Friday, January 30, 2009

The Disastrous Bloomberg Budget

If you weren't sure whether New York City had the highest tax burden in the nation, Mayor Bloomberg is about to remove all doubt. He's about to call for another increase in the sales tax, bringing the rate to 8.75% (from 8.375). Throw in tax (or he'll call it a fee) on plastic bags and I'm sure that local businesses will love that as business goes across the Hudson to New Jersey where Jersey City has an enterprise zone where sales tax is 3.5%. That's on top of reports that the City's economy shrank significantly in 4Q 2008.

Property tax rebates to help lessen the burden on homeowners would be yanked.

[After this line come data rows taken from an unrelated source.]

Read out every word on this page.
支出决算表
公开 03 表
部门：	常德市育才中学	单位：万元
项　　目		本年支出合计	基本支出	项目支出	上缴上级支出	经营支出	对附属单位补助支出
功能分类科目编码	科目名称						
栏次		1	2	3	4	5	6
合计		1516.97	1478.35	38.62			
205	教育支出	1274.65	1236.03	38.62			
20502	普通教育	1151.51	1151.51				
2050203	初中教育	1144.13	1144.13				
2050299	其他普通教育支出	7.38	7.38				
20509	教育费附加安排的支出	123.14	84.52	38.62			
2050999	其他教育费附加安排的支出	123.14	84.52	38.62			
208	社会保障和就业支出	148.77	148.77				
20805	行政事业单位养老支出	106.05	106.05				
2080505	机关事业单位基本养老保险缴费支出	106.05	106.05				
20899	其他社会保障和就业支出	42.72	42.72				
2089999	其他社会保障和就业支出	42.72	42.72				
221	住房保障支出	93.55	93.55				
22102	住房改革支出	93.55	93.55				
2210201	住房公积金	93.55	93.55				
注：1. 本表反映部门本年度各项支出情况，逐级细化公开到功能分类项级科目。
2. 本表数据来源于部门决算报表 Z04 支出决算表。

Combine tax hikes with a slowing economy is a recipe for disaster, and yet that is what the supposed financial guru Bloomberg is about to achieve.

Bloomberg also throws out the claim that he will chop teachers and police jobs, but that's just a threat to make sure that the tax hikes go through. There's plenty of pork in the NYC budget that isn't addressed, let alone those programs that should have been shuttered years ago but still receive funding. Bloomberg is just another one of those tax and spend nanny staters. Like Governor Paterson, whose tax on soft drinks still being considered in the state but which is opposed by an overwhelming majority of people, Bloomberg is looking for money in all corners of taxpayer pockets without serious consideration to cutting the fat from public payrolls.

UPDATE:
Bloomberg gave his budget presser, and the economic fallout from the financial crisis means that Wall Street firms are set to lose $47 billion from last year.
Wall Street firms will are expected to lose an estimated $47 billion as a result of last year's financial meltdown and potentially even more this year -- dealing a staggering blow to New York's economy and forcing the city to slash 20,000 jobs to close its growing budget gap, Mayor Bloomberg said.

Bloomberg, who presented his plan this afternoon at City Hall to address the city's growing budget problems as the economic picture continues to worsen, said Wall Street's losses will affect the city for years.

The mayor said "you can only get so much blood out of a stone" -- referring to budget cuts and other measures to try and close a looming $4 billion deficit.

He said at least 20,000 municipal workers would have to be let go in order to deal with the gloomy outlook.

Bloomberg said the city is projected to lose nearly 300,000 jobs through 2010 -- an estimated 46,000 from the financial sector alone.
That's $47 billion that wont get turned into tax revenues for redistribution, which means that the city and state and federal government have to find someone else to tax.

Watch Bloomberg use the threat of teacher, police, and fire job cuts to demand that his tax hikes get adopted. It would ignore the real fat in the City's budget and that the city workforce isn't being forced to pare down its benefits or costs. It's just going to slow the increases just a bit even as the feds pump more money to the same failed programs.